Best for
- Bay Street power lunch and after-work drinks — the daily 3-6pm Happy Hour is the smart entry
- Late-night dinners and Happy Hour rounds (open until 2am every day; late HH 9pm/10pm-close)
- Weekend brunch + brunch Happy Hour (open-to-noon weekends)
- Groups, business dinners, post-conference patio sessions
- Sushi-and-Margarita sittings at the bar — the Aburi Salmon Press is the chain's sleeper signature
Skip if
- You wanted independent or chef-driven dining (this is the originator of the premium-casual chain format)
- You wanted the King West Earls' rooftop solarium — that's 601 King W, not this location
- You're ordering à la carte and price-sensitive: full dinner with drinks runs $80+ per person fast
- You can't tolerate corporate-restaurant ambience or chain-uniform service patter
Earls Financial District is the Bay Street workhorse of the chain that invented premium casual dining. Bus Fuller and his son Stan opened the first Earls Tin Palace on Calgary Trail in Edmonton in 1982, moved headquarters to Vancouver in the mid-80s, and built a 70+ location chain on a simple idea: chain restaurants didn't have to feel like chain restaurants. The Globe and Mail's Bus Fuller obituary called him the man who "invented the now-widely imitated premium-casual chain-dining concept." Stan still runs the company today as CEO (President Mo Jessa runs operations).

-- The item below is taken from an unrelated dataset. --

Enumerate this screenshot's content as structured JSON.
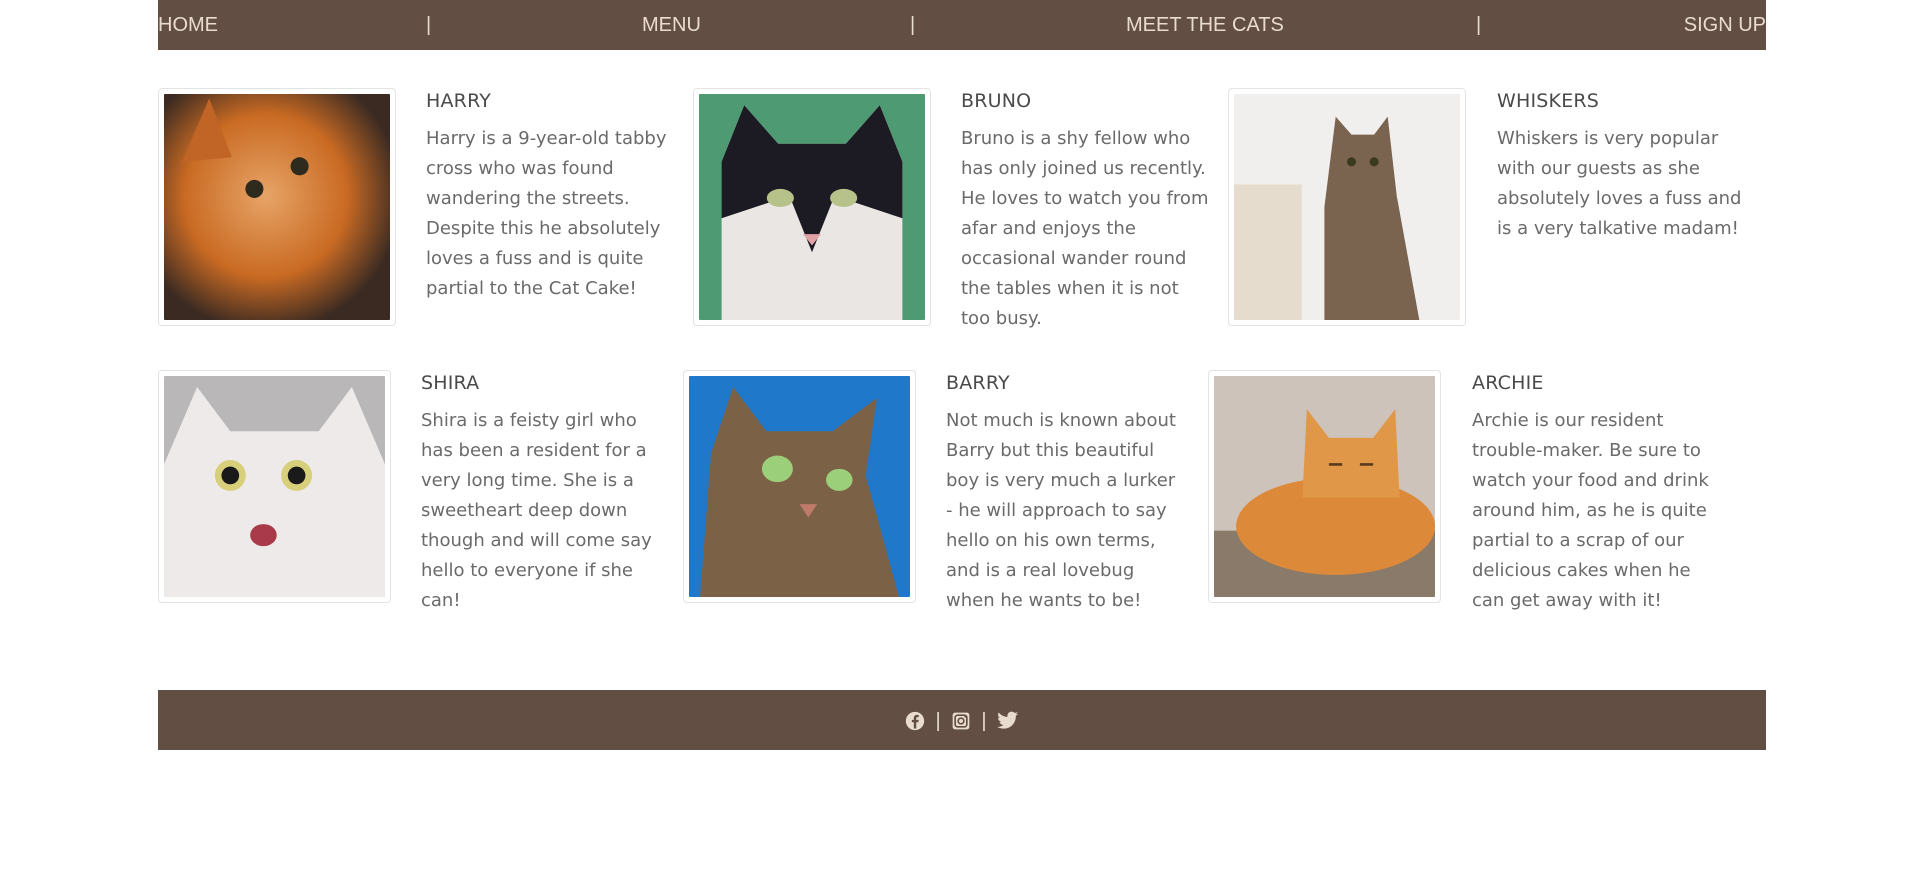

The 150 King West Toronto room is the Fullers' financial-district flagship. It's a high-volume restaurant on the King & York corner with an expansive ground-level patio (the Earls King West sister at 601 King W has the three patios and the rooftop solarium — that's a different building). The kitchen runs the chain's full playbook: Cajun Blackened Chicken ($36.75) is the dish guests come back for and the most-cited entrée across every review aggregator; the Aburi Salmon Sushi Press ($21.50) with torched dashi salmon, jalapeño, pickled ginger and unagi is the sushi-program standout; Steak Frites with 6oz prime sirloin ($45.50) is the workhorse middle of the menu; the Sticky Toffee Chocolate Pudding ($14) closes the meal. The cocktail program is the Margarita-led one the chain is known for — Earls has an industry-leading Margarita selection — alongside crafted cocktails developed in a Vancouver test kitchen.

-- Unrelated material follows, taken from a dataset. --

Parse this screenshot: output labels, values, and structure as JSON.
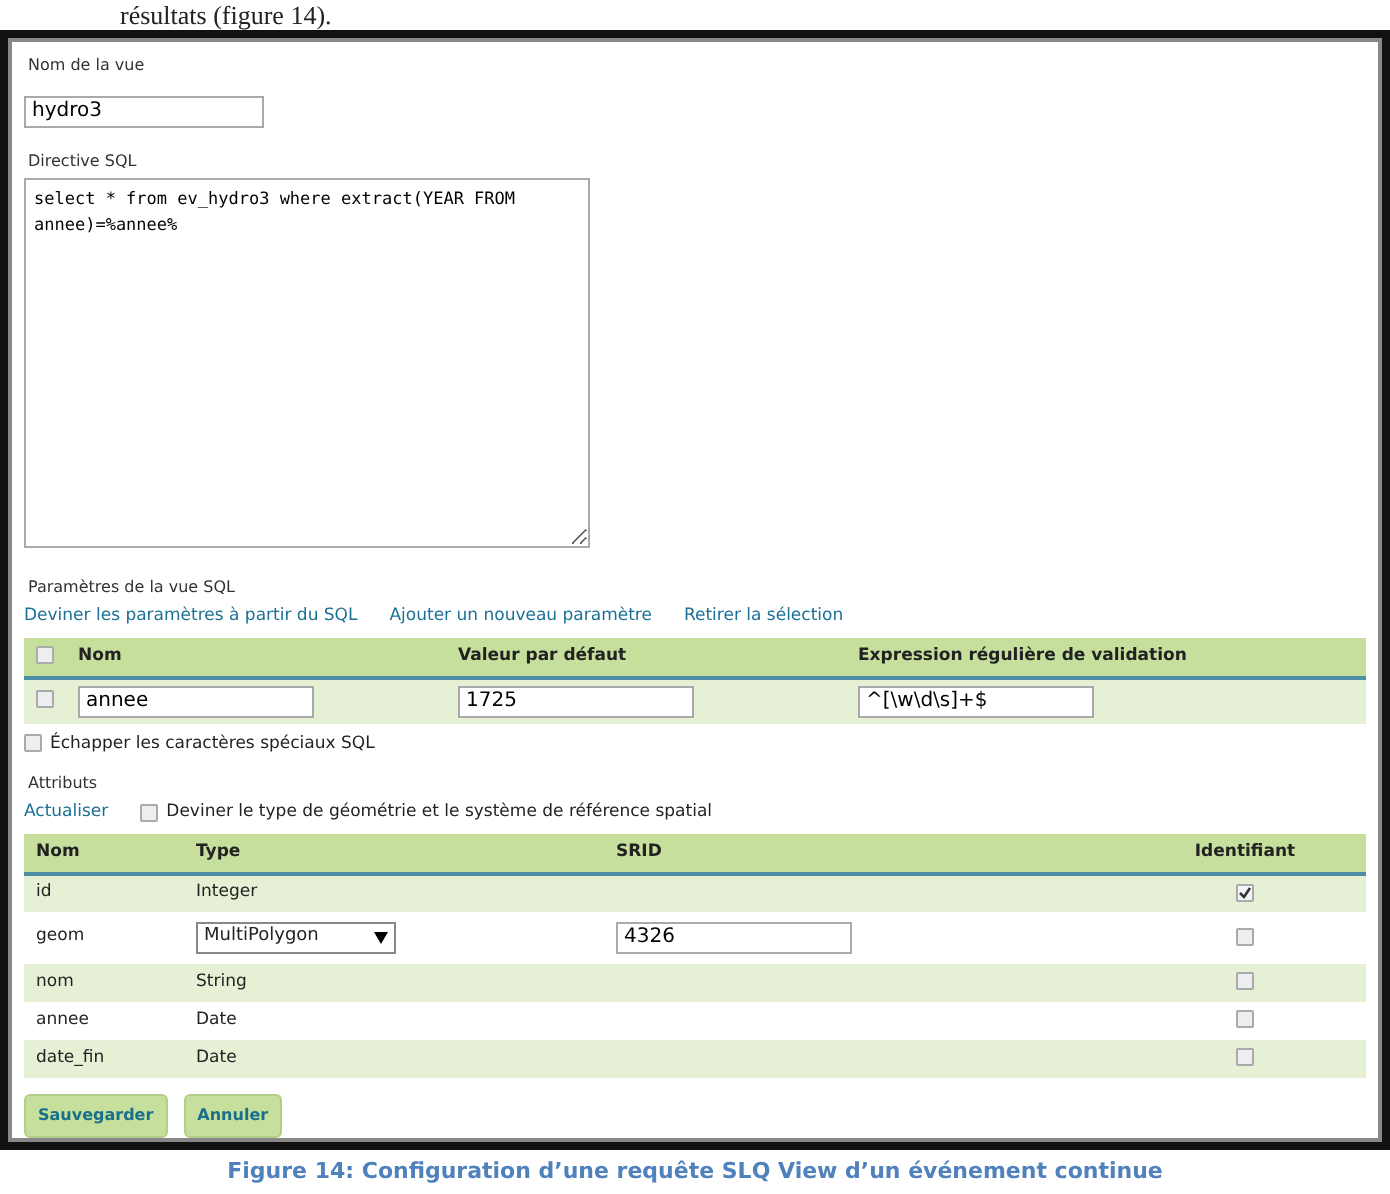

The honest trade-offs are what you expect from a corporate-chain flagship. Service patter is uniform and trained; the room can feel formulaic to anyone who grew up on the chain's design language. À la carte pricing climbs fast for what the kitchen delivers — Cajun Chicken at $36.75 is fairly priced; a 12oz Prime Striploin at $72.75 is a steakhouse number. And the brand confusion between the two Toronto downtown Earls is genuinely a problem: many guests show up at the wrong location, so confirm 150 King W (King & York) versus 601 King W (King & Portland) before you head out. The fix is structural: use Happy Hour (daily 3-6pm + 9pm/10pm-close late-night) as the value entry point; sit on the patio when weather allows; and book groups during weekend brunch (open-to-2pm, with brunch HH open-to-noon) when the kitchen runs at its best pace.
Bottom line: Earls is the Fuller family blueprint for what every premium-casual chain has since copied — and the 150 King W Financial District location is the busiest, latest-closing room of that blueprint in Toronto. Order the Cajun Chicken, order a Margarita, sit on the patio, treat Happy Hour as the smart-value entry, and don't confuse it with the 601 King W sister.